Sen. John McCain and his favorite prop, the microphone

People are still celebrating Senator John McCain‘s “No” vote on the Republicans’ “Skinny Repeal” bill regarding the Affordable Care Act. Such celebrations may be premature.

Recall that, last Tuesday, during a procedural vote to move the GOP bill forward, McCain first criticized the process, then voted “Yes” to proceed to a full vote. Many Democrats attacked McCain as a heartless hypocrite for voting to move a bill forward that would deny healthcare to millions of people when McCain himself is receiving gold-plated healthcare for his brain cancer at taxpayer expense. Three days later, however, McCain cast one of three Republican votes against the bill, sending it to defeat. McCain’s dramatic “thumbs down” accompanying his “No” vote caused many observers to cast McCain as the “deciding vote,” although Republican Senators Susan Collins and Lisa Murkowski were just as courageous in standing up to their party to vote “No.”
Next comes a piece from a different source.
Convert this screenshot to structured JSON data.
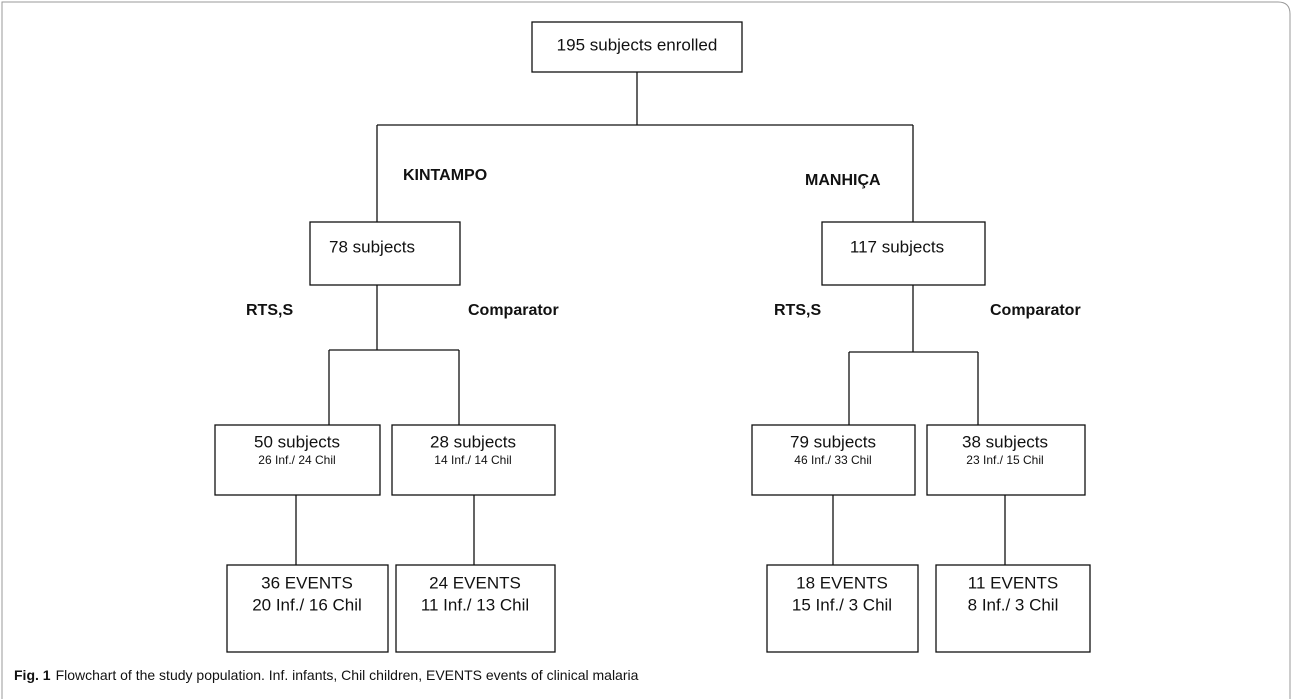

Afterward, there was an outpouring of support for John McCain, including hand-made “Thank You” signs placed along an Arizona road used by the McCain family. The problem is, McCain is someone whose words and actions both must be scrutinized, and in this case, McCain’s words do not provide much comfort that he is some bulwark against repealing the Affordable Care Act. In particular, on Tuesday when he criticized the Republican Senate process regarding the “Skinny Repeal” bill, McCain said:

I will — not — vote — for this bill as it is today. It’s a shell of a bill right now. We all know that. I have changes urged by my state governor that will have to be included for my support of final passage of any bill.

McCain did not say he’d vote “No” on any GOP bill repealing, partially repealing or gutting the Affordable Care Act. Right now, his BFF Senator Lindsey Graham is working on a new proposal that would take away federal money for the ACA and give it to the states in block grants, which could torpedo the ACA (as well as Medicaid) in many areas. McCain is a fair bet to vote for something that Graham proposes. Accordingly, supporters of the Affordable Care Act should neither celebrate its survival nor John McCain’s “maverick” actions yet.